Move the imported .tf files to your Terraform project directory and refine the configuration. For example, to manage a virtual machine:

resource "vsphere_virtual_machine" "ad_server" {
  name             = "AD-Server"
  resource_pool_id = "resgroup-123"
  datastore_id     = "datastore-456"

  num_cpus   = 2
  memory     = 4096
  guest_id   = "windows9_64Guest"

  network_interface {
    network_id   = "network-789"
    adapter_type = "vmxnet3"
  }

  disk {
    label            = "disk0"
    size             = 50
    eagerly_scrub    = false
    thin_provisioned = true
  }
}

2.3 Apply Changes

Run Terraform commands to apply the refined configuration:

terraform init
terraform plan
terraform apply

---

Step 3: Backup and Restore Strategy with AWS

3.1 Configure Veeam for AWS S3

1. Create an S3 Bucket: Use Terraform to create a bucket for storing backups:

   resource "aws_s3_bucket" "veeam_backup" {
  bucket = "veeam-backup-bucket"
  acl    = "private"

  # Define lifecycle rules for Intelligent-Tiering
  lifecycle_rule {
    id      = "intelligent-tiering"
    enabled = true

    # Transition to Intelligent-Tiering frequent access tier after creation (automatic)
    transition {
      days          = 0
      storage_class = "INTELLIGENT_TIERING"
    }

    # Transition to Intelligent-Tiering infrequent access tier after 30 days
    transition {
      days          = 30
      storage_class = "STANDARD_IA"
    }

    # Transition to Intelligent-Tiering archive access after 90 days
    transition {
      days          = 90
      storage_class = "GLACIER"
    }

    # Transition to deep archive access tier after 120 days
    transition {
      days          = 120
      storage_class = "DEEP_ARCHIVE"
    }   
   }
  }

  # Enable server-side encryption
  server_side_encryption_configuration {
    rule {
      apply_server_side_encryption_by_default {
        sse_algorithm = "AES256"
      }
    }
  }
}

1. Integrate with Veeam: Configure Veeam Backup & Replication to use the S3 bucket for offsite backups.

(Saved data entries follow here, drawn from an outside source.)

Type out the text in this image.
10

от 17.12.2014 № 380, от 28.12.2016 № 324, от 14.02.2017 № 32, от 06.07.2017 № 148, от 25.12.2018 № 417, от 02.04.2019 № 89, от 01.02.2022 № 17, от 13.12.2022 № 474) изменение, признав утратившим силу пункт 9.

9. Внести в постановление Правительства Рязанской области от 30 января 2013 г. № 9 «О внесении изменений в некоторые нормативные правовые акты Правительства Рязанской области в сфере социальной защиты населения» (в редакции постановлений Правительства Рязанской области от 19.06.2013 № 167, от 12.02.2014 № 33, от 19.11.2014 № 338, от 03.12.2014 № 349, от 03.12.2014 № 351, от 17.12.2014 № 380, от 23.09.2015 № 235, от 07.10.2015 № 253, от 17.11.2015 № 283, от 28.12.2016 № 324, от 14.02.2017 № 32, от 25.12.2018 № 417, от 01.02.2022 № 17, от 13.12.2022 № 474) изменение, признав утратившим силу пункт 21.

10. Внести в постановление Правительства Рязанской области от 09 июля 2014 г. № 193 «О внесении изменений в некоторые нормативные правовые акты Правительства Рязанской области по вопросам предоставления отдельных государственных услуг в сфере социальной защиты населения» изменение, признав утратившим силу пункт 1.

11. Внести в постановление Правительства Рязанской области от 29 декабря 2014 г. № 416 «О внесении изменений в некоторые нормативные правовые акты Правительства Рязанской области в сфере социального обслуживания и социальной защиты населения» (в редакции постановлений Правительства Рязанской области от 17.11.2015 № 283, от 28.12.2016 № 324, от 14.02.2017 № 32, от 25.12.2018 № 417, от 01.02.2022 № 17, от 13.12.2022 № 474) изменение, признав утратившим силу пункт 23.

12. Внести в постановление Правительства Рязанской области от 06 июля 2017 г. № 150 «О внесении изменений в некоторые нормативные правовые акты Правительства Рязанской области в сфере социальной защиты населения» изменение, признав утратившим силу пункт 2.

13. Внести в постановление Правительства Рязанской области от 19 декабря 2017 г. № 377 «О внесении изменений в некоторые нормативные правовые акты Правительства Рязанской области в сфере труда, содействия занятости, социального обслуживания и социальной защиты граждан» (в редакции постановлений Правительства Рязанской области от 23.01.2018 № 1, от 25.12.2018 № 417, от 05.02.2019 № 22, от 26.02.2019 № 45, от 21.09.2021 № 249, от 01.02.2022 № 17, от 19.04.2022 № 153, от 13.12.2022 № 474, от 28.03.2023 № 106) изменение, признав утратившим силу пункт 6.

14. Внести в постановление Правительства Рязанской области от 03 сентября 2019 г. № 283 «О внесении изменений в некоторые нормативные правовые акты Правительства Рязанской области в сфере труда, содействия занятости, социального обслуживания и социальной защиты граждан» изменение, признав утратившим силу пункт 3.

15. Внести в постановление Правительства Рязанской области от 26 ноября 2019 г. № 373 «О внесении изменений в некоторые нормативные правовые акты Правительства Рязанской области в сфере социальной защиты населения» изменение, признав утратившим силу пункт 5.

3.2 Regular Backup and Testing

• Schedule daily backups to S3 with periodic testing of restore capabilities.
• Implement incremental backups to optimize storage and bandwidth.

3.3 Monitor and Optimize

• Use Amazon CloudWatch to monitor S3 bucket activity.
• Optimize costs by reviewing storage lifecycle policies and access patterns.

---

Conclusion

By combining Terraformer, the Terraform vSphere provider, and AWS backup strategies, you can:

1. Simplify Management: Import and manage VMware resources declaratively.
2. Enhance Resilience: Leverage AWS for reliable offsite backups.
3. Streamline Operations: Automate infrastructure tasks for consistent and scalable management.

This hybrid approach ensures that your on-premises infrastructure is both robust and prepared for disaster recovery scenarios, delivering long-term operational efficiency.